Recent in vivo studies suggest that heme Fe causes proximal tubular lipid peroxidation and cytotoxicity, thereby contributing to the pathogenesis of myoglobinuric (Mgb) acute renal failure. Because hydroxyl radical (.OH) scavengers [dimethylthiourea (DMTU), benzoate, mannitol] can mitigate this injury, it is postulated that .OH is a mediator of Mgb-induced renal damage. The present study has tested these hypotheses using an isolated rat proximal tubular segment (PTS) system. An equal mixture of Fe2+/Fe3+ (4 mM total), when added to PTS, caused marked cytotoxicity [as defined by lactate dehydrogenase (LDH) release] and lipid peroxidation [assessed by malondialdehyde (MDA) increments]. Fe2+ or Fe3+ alone each induced massive MDA elevations, but only Fe2+ caused cytotoxicity.
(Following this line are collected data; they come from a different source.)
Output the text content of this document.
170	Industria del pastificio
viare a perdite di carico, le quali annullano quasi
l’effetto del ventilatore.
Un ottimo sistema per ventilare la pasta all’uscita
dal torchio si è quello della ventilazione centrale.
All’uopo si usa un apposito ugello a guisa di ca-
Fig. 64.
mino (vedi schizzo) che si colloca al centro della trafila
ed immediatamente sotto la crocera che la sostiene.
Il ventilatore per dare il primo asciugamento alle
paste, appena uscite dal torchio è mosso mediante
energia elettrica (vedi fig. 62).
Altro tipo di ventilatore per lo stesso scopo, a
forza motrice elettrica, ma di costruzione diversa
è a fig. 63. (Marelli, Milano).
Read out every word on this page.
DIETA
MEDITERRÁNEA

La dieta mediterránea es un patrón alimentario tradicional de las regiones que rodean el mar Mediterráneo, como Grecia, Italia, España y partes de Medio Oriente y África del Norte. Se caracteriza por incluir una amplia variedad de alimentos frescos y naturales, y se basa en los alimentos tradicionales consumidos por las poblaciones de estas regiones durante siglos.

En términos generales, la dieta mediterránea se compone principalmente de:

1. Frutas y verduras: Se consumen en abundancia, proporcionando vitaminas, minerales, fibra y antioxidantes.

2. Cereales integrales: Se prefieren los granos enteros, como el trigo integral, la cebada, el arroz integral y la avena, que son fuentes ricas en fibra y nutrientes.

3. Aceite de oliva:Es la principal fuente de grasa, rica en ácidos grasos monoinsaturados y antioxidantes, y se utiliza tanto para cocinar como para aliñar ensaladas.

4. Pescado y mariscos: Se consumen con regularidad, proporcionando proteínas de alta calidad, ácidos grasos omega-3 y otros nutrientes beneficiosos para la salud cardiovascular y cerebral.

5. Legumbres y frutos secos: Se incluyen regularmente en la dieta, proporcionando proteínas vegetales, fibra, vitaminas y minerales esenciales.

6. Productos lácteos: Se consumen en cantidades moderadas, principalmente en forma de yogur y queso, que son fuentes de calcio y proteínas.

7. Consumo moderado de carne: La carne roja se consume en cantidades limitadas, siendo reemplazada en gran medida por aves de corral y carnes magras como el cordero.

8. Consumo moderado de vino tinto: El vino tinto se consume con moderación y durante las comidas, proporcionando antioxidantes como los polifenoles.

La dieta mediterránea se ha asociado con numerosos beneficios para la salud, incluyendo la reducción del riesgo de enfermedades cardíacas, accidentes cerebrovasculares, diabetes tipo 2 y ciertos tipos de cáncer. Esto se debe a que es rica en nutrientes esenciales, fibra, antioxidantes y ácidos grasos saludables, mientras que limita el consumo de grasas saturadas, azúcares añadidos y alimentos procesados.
Although both DMTU and benzoate decreased LDH release during the Fe2+/Fe3+ challenge, mannitol and GSH did not, despite equivalent reductions in .OH (gauged by the salicylate trap method). GSH and catalase (but not DMTU, benzoate, or mannitol) decreased MDA concentrations, suggesting the Fe-driven lipid peroxidation was more H2O2 than .OH dependent. Deferoxamine totally blocked Fe-induced LDH release, even under conditions in which it caused an apparent increase in .OH generation. Mgb paradoxically protected against Fe-mediated PTS injury, an effect largely reproduced by albumin. In conclusion, these data suggest that: (a) Fe can cause PTS lipid peroxidation and cytotoxicity by a non-.OH-dependent mechanism; (b) Fe-mediated cytotoxicity and lipid peroxidation are not necessarily linked; and (c) Mgb paradoxically protects PTS against Fe-mediated injury, suggesting that: (i) Mgb Fe may require liberation from its porphyrin ring before exerting toxicity; and (ii) the protein residue may blunt the resulting injury.